Memorial Day Weekend
Muskegon, Michigan
On a hot spring day, the breeze that slides along the face of Lake Michigan can feel like an arctic blast. Later today I'll play baseball with the twins and we'll soak through our shirts before quitting in the middle of the second inning, not that I couldn't have gone longer, but then, I don't run as hard as they do. But now I'm thinking I wish I had worn a long-sleeved shirt. Stretched ahead is a long breakwater, terminated by a red lighthouse. A sign announces "Welcome to Pere Marquette Park." "A lot of ships have gone down here in storms," notes Chuck, and my mind jumps to the Shipwreck Museum at Whitefish Point, the last stop on the last vacation trip of all of the wonderful trips that Susan and I made together. It was to have been a repeat of our loop around Lake Superior, but circumstances dictated a shorter and less strenuous route, so we camped in Muskegon State Park before moving on to Tahquamenon Falls State Park with an intermediate stopover in Petoskey.

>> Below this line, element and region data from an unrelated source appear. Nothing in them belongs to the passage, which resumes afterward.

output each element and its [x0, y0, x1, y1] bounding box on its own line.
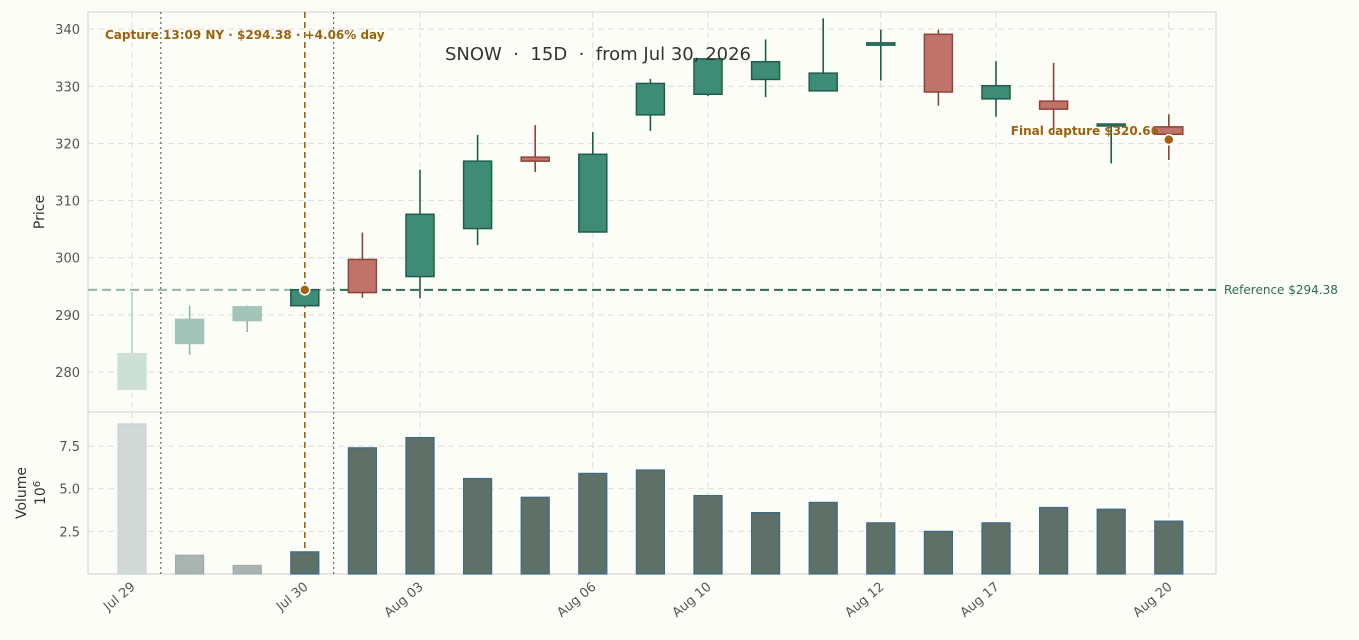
- volume-axis-title: Volume: [14, 467, 30, 519]
- volume-bar: [1154, 520, 1184, 575]
- volume-bar: [290, 551, 320, 575]
- reference-label: Reference $294.38: [1224, 283, 1338, 297]
- volume-multiplier-label: 106: [32, 481, 49, 505]
- volume-bar: [520, 496, 550, 575]
- volume-bar: [923, 530, 954, 575]
- candle-body: [520, 156, 550, 162]
- volume-bar: [981, 522, 1011, 575]
- volume-bar: [866, 522, 896, 575]
- price-tick-label: 280: [55, 366, 80, 381]
- volume-tick-label: 2.5: [59, 525, 80, 540]
- candle-body: [1154, 126, 1184, 136]
- x-tick-label: Aug 17: [958, 580, 1003, 621]
- x-tick-label: Aug 03: [382, 580, 427, 621]
- candle-body: [808, 72, 838, 92]
- volume-bar: [1038, 506, 1069, 575]
- volume-bar: [808, 501, 838, 575]
- volume-bar: [347, 447, 377, 575]
- volume-bar: [232, 564, 262, 575]
- candle-body: [923, 33, 954, 93]
- candle-body: [174, 318, 205, 345]
- volume-bars: [117, 423, 1184, 575]
- candle-body: [232, 306, 262, 322]
- x-tick-label: Aug 12: [842, 580, 887, 621]
- candle-body: [117, 352, 147, 390]
- candle-body: [750, 60, 781, 81]
- annotations: Capture 13:09 NY · $294.38 · +4.06% day F…: [105, 28, 1175, 296]
- volume-bar: [175, 554, 205, 575]
- price-panel-frame: [87, 11, 1217, 413]
- volume-bar: [117, 423, 147, 575]
- volume-tick-label: 7.5: [59, 440, 80, 455]
- candle-body: [405, 213, 435, 278]
- x-tick-label: Aug 10: [670, 580, 715, 621]
- capture-marker: [299, 284, 311, 296]
- price-tick-label: 320: [55, 137, 80, 152]
- candle-body: [1096, 123, 1126, 127]
- candle-body: [693, 58, 723, 96]
- volume-bar: [1096, 508, 1126, 575]
- price-tick-label: 330: [55, 80, 80, 95]
- x-tick-label: Jul 30: [273, 580, 311, 616]
- chart-title: SNOW · 15D · from Jul 30, 2026: [445, 44, 751, 65]
- volume-bar: [750, 512, 781, 575]
- final-capture-annotation: Final capture $320.66: [1011, 124, 1159, 138]
- candle-body: [347, 258, 378, 294]
- x-tick-label: Aug 20: [1130, 580, 1175, 621]
- price-tick-label: 290: [55, 309, 80, 324]
- x-tick-label: Aug 06: [554, 580, 599, 621]
- candle-body: [866, 42, 896, 46]
- price-tick-label: 300: [55, 252, 80, 267]
- price-tick-label: 310: [55, 195, 80, 210]
- candle-body: [462, 160, 493, 230]
- candle-body: [981, 84, 1011, 100]
- candle-body: [578, 153, 608, 233]
- final-capture-marker: [1163, 133, 1175, 146]
- candles: [117, 18, 1184, 390]
- candle-body: [635, 82, 666, 116]
- capture-annotation: Capture 13:09 NY · $294.38 · +4.06% day: [105, 28, 385, 42]
- x-tick-label: Jul 29: [100, 580, 138, 616]
- volume-bar: [405, 436, 435, 575]
- volume-bar: [693, 494, 723, 575]
- volume-bar: [578, 472, 608, 575]
- volume-tick-label: 5.0: [59, 483, 80, 498]
- volume-bar: [463, 477, 493, 575]
- volume-bar: [635, 469, 666, 575]
- price-axis-title: Price: [32, 195, 48, 229]
- price-tick-label: 340: [55, 23, 80, 38]
- candle-body: [1038, 100, 1069, 110]
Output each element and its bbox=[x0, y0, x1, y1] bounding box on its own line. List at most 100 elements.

Susan's first born child Sharon, her husband Chuck, twin 11 year old sons Elijah and Garrett and I walk a quarter mile out into Lake Michigan along a smooth concrete pavement constructed over thousands of humvee sized quarried rocks. There is a definite feeling of separating ourselves from the ordinary. The crowded beach disappears behind us, and except for the ribbon of earth that supports us we are surrounded by water and sky. The wind and water sound a familiar melody. Jimmy Buffett singing "Changes in latitudes, changes in attitudes." Key West, the Conch Republic at the end of the Overseas Highway. We're all going back to Key West, at least symbolicly. At the Red Lighthouse at the End of the Road we'll scatter Susan's ashes over the water.
"Use your will to Zen away the cold", I tell myself. Think Beach, Think Sun, I'm warm, I'm warm. "I'm cold!" Sharon announces. Sharon is walking just ahead of me, the goose bumps on her shoulder glimmering in the noonday sun. "Is that a new tattoo?" I ask. "Just had it done for my Mom," replies Sharon, "It's the Keys". And Indeed it is. Ahhh, the Keys, I'm feeling warmer already. The Florida Keys were a magical time and place for Sharon and Susan. They walked and talked the beaches, the mangroves, Duval Street, sunsets at Mallory Square, and on, and on, and they lunched together under the palms and sipped Margaritas in warm caressing breezes. For all of us, the Keys are an earthly paradise. For Sharon and Susan, The Keys forge an indestructible link that bonds them eternally.
The breakwater we walk forms a protective harbor for the shipping channel that connects Muskegon Lake to Lake Michigan. Muskegon State Park where Susan and I camped is just the other side of the channel. Susan and I walked the length of the channel along a sidewalk. It was hard for her. Our goal was the green navigation sign at the end of the channel. We made it all the way. It was our last walk together. I look across the channel at the green navigation sign. It tells boaters that they should be on this side of the channel if they are going out into the lake. The red lighthouse at the end of the breakwater that we are on signifies "Red, Right, Return," which I recall from my Keys boating days. Yes Susan, today we are returning.
Wrapped in our new used popup camper in sandy Muskegon State Park astride beautiful Muskegon Lake on that late August day just last year Susan talked with Sharon on her cellphone. They talked a long time, for there was much to say. So much had happened since the Keys. And in this place on that day they reforged their bond. Susan cried and hugged the phone when their conversation ended. I cried. Sharon's back.
Beyond the Red Lighthouse at the End of the Road Sharon releases Susan's ashes into the water and into the sky. She pours ashes into her hand and sprinkles them gently. She pours ashes into Chuck's hand and Chuck releases them into the water. She pours ashes into the hands of her sons and they hurl them, faces beaming, out over the boundless lake. The boys wipe their hands off on Grandpa's shirt. I welcome the boyish irreverence in their expression of love. Everyone is feeling good. The chill in the air is gone.
The path back ends on a beach capped by large sand dunes that invite everyone to play. Sharon, Garrett and Elijah run up and down the dunes, jumping, falling, rolling, covering themselves in sparkling sand, filling their lungs with the bright Muskegon air. Chuck suggests we all get ice cream, so we pile back into the car and Chuck zooms us off to the more urbanized part of Muskegon. Back at the Red Lighthouse a delicate sweetness luffs over the swells, and the water spirits tiptoe ever so delicately across the waves.